I'd argue it. The majority of great cultural works in European and Asian history are religious. 

Quote:  Both Shakespeare and Scorsese are secular and better than the majority of medieval Christian texts.   

Ah, but you've put your thumb on the scale there. Shakespeare is greater than the majority of medieval Christian texts. Because the majority of any genre will be average. He's also greater than the majority of Elizabethan secular texts. But is he greater than Dante? Is he greater than Augustine's Confessions? Bach? Michelangelo? When we're talking about the real greats, it's difficult to make a confident ranking, but his peers will be nearly all religious. 

Quote:Would you not count Proust as secular?  A Catholic milieu, sure, but the text itself isn't Catholic.  I would think everything not explicitly religious is secular.

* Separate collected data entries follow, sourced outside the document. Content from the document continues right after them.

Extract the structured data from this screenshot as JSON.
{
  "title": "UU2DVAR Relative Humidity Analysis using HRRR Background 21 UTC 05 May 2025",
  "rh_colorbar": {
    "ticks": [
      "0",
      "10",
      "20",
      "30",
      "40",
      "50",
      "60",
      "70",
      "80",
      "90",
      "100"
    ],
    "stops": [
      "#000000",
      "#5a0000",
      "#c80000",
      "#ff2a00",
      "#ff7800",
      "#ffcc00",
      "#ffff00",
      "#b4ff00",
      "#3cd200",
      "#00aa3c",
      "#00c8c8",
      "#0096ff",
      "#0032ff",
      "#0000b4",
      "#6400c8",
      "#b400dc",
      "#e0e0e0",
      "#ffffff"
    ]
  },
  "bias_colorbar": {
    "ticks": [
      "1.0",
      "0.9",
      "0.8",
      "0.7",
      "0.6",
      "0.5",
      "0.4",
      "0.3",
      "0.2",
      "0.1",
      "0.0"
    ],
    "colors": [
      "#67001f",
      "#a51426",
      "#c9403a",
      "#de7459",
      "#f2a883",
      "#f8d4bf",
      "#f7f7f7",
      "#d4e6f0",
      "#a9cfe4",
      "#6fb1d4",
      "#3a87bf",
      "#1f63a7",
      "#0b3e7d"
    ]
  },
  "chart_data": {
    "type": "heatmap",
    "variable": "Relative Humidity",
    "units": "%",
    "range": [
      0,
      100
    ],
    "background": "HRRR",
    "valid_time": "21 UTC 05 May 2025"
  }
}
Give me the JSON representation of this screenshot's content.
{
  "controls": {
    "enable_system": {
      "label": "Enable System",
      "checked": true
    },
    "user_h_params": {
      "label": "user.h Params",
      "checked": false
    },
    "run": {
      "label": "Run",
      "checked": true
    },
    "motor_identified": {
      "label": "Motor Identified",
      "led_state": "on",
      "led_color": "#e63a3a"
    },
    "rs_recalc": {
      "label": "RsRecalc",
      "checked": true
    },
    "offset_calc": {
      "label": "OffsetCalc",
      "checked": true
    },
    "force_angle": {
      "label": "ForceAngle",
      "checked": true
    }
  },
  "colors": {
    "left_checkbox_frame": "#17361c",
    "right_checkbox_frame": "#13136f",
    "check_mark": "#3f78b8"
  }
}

As I said, he could only have come from a Catholic culture. His book is not, itself, on the topic of religion. But to read it in a careful and sympathetic manner requires a sympathy for that culture. When he said that he wanted his novel to be a cathedral, this is not only about size and complexity. This is true for all the modern French greats -- Baudelaire, though dark and even Satanic, is rooted in Catholicism. The Decadents intentionally invert religion. Gide, Bataille, and many others, are either Catholic or working as its opposition. From that era, the only explicitly and intentionally secular movement in the arts I can think of offhand would be the Impressionists. But remember that Van Gogh only turned to painting because he failed as a preacher, and his passion for the world (it appears from his letters) is rooted in his sense of the sacred. So even the purely visual arts can't escape a base in religious history.